わくわく冒険家族号 吉田家のご飯の歴史

ズットイッショ

第1話

くつしたぶらぶら万国旗


はじめて部屋に入った瞬間、なぜか私は「あぁ、しあわせだぁ、、、、、!」とおもった。

全部おんなじ黒いビジネス靴下がずらーーーっと万国旗のように20個くらいロープに干してある。


へやはすごかった。「巣」だった。

床はあいているすきまがなく、鼻をかんではレジ袋に入れてくくってほうりなげてあった。テーブルの上はガンダムや山のような小さい車や、昨夜も飲んだと思える湯呑コップ、食べながら打ったのでいろいろこびりついたキーボード、など。

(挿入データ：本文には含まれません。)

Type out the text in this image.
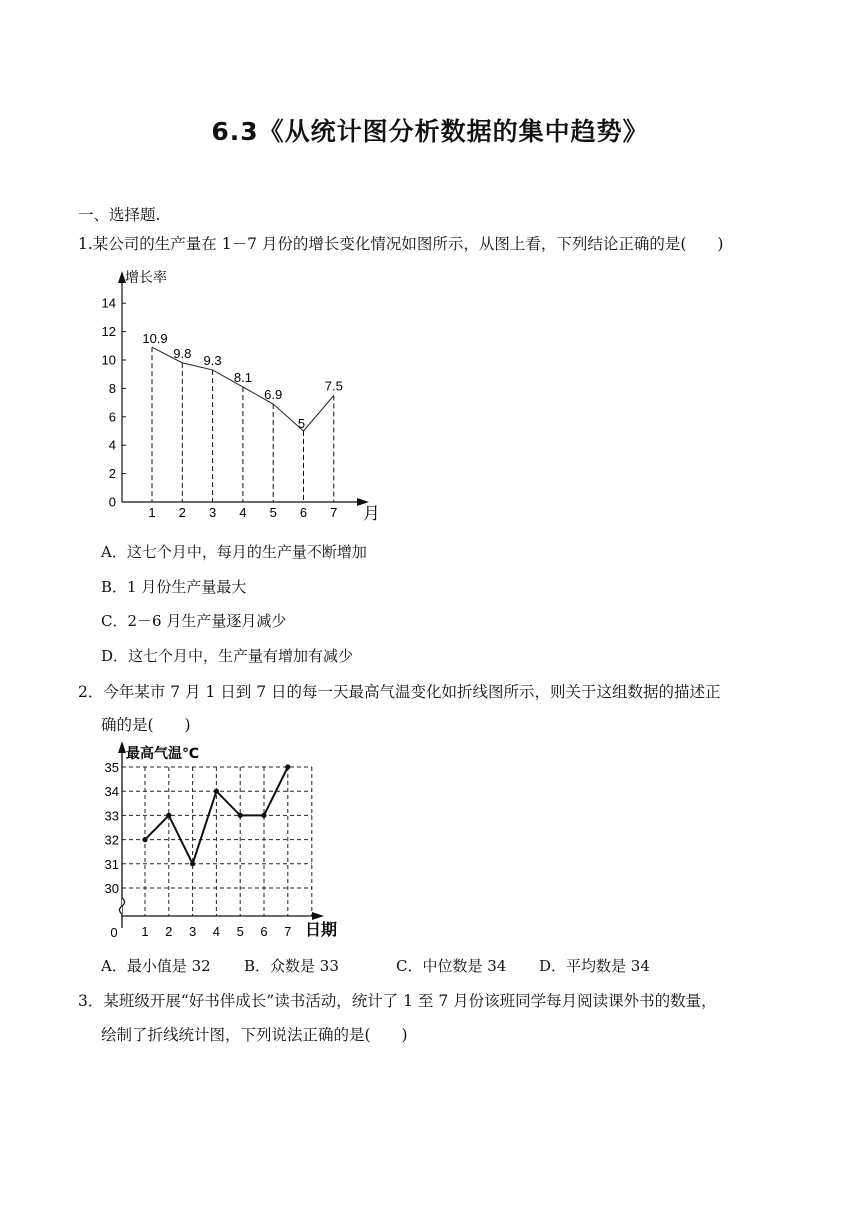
6.3《从统计图分析数据的集中趋势》
一、选择题.
1.某公司的生产量在 1－7 月份的增长变化情况如图所示，从图上看，下列结论正确的是(　　)
增长率
月
0
2
4
6
8
10
12
14
1 2 3 4 5 6 7
10.9
9.8 9.3
8.1
6.9
5
7.5
A．这七个月中，每月的生产量不断增加
B．1 月份生产量最大
C．2－6 月生产量逐月减少
D．这七个月中，生产量有增加有减少
2．今年某市 7 月 1 日到 7 日的每一天最高气温变化如折线图所示，则关于这组数据的描述正
确的是(　　)
最高气温℃
日期
0
30
31
32
33
34
35
1 2 3 4 5 6 7
A．最小值是 32 B．众数是 33	C．中位数是 34 D．平均数是 34
3．某班级开展“好书伴成长”读书活动，统计了 1 至 7 月份该班同学每月阅读课外书的数量，
绘制了折线统计图，下列说法正确的是(　　)
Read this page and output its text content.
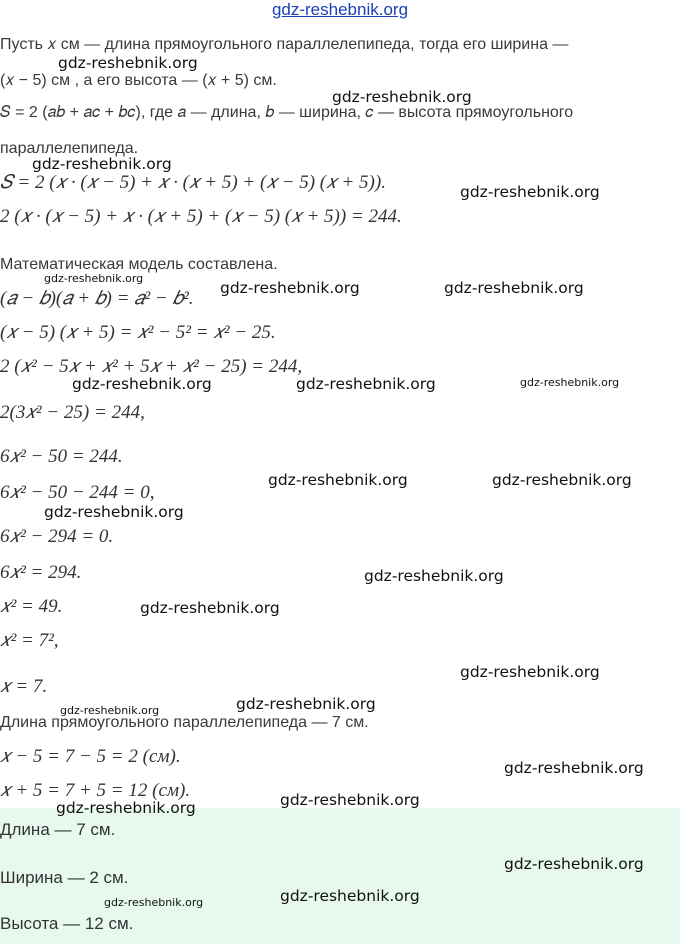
gdz-reshebnik.org
Пусть 𝑥 см — длина прямоугольного параллелепипеда, тогда его ширина —
(𝑥 − 5) см , а его высота — (𝑥 + 5) см.
𝑆 = 2 (𝑎𝑏 + 𝑎𝑐 + 𝑏𝑐), где 𝑎 — длина, 𝑏 — ширина, 𝑐 — высота прямоугольного
параллелепипеда.
𝑆 = 2 (𝑥 · (𝑥 − 5) + 𝑥 · (𝑥 + 5) + (𝑥 − 5) (𝑥 + 5)).
2 (𝑥 · (𝑥 − 5) + 𝑥 · (𝑥 + 5) + (𝑥 − 5) (𝑥 + 5)) = 244.
Математическая модель составлена.
(𝑎 − 𝑏)(𝑎 + 𝑏) = 𝑎² − 𝑏².
(𝑥 − 5) (𝑥 + 5) = 𝑥² − 5² = 𝑥² − 25.
2 (𝑥² − 5𝑥 + 𝑥² + 5𝑥 + 𝑥² − 25) = 244,
2(3𝑥² − 25) = 244,
6𝑥² − 50 = 244.
6𝑥² − 50 − 244 = 0,
6𝑥² − 294 = 0.
6𝑥² = 294.
𝑥² = 49.
𝑥² = 7²,
𝑥 = 7.
Длина прямоугольного параллелепипеда — 7 см.
𝑥 − 5 = 7 − 5 = 2 (см).
𝑥 + 5 = 7 + 5 = 12 (см).
Длина — 7 см.
Ширина — 2 см.
Высота — 12 см.
gdz-reshebnik.org
gdz-reshebnik.org
gdz-reshebnik.org
gdz-reshebnik.org
gdz-reshebnik.org
gdz-reshebnik.org	gdz-reshebnik.org
gdz-reshebnik.org	gdz-reshebnik.org	gdz-reshebnik.org
gdz-reshebnik.org	gdz-reshebnik.org
gdz-reshebnik.org
gdz-reshebnik.org
gdz-reshebnik.org
gdz-reshebnik.org
gdz-reshebnik.org	gdz-reshebnik.org
gdz-reshebnik.org
gdz-reshebnik.org	gdz-reshebnik.org
gdz-reshebnik.org
gdz-reshebnik.org
gdz-reshebnik.org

なぜこの散らかった部屋をみてしあわせとおもったのかわからない。


一番遅くて最速の出会いだった、と後に夫は言った。


結婚式の直前に人と分かれて、会社がつぶれて、しっかり手に職を付けようと老親のお金を借りて必死の思いで勉強した学校を落第して、10年以上できなかった告白をしてかなった恋は一緒には歩けなくて、からだをこわし別人になり、一年。


なにもかもなくして、ただようやくなんとか一日を生きて、明日も生きるためにご飯を食べていた。 春がきて、桜並木をあるいたが、寒く、誰もいない真っ白な世界を歩いている。こんな春ははじめてだった。

これまでは、「あんたがくると、とたんにうるさくなるからすぐわかる」と職場で笑われていたのである。


ある人に「あなたのこころはいま、ちいさくちいさくちぢこまっています。あなたをこころからリラックスさせてくれる人や物事に出会うまで」といわれた。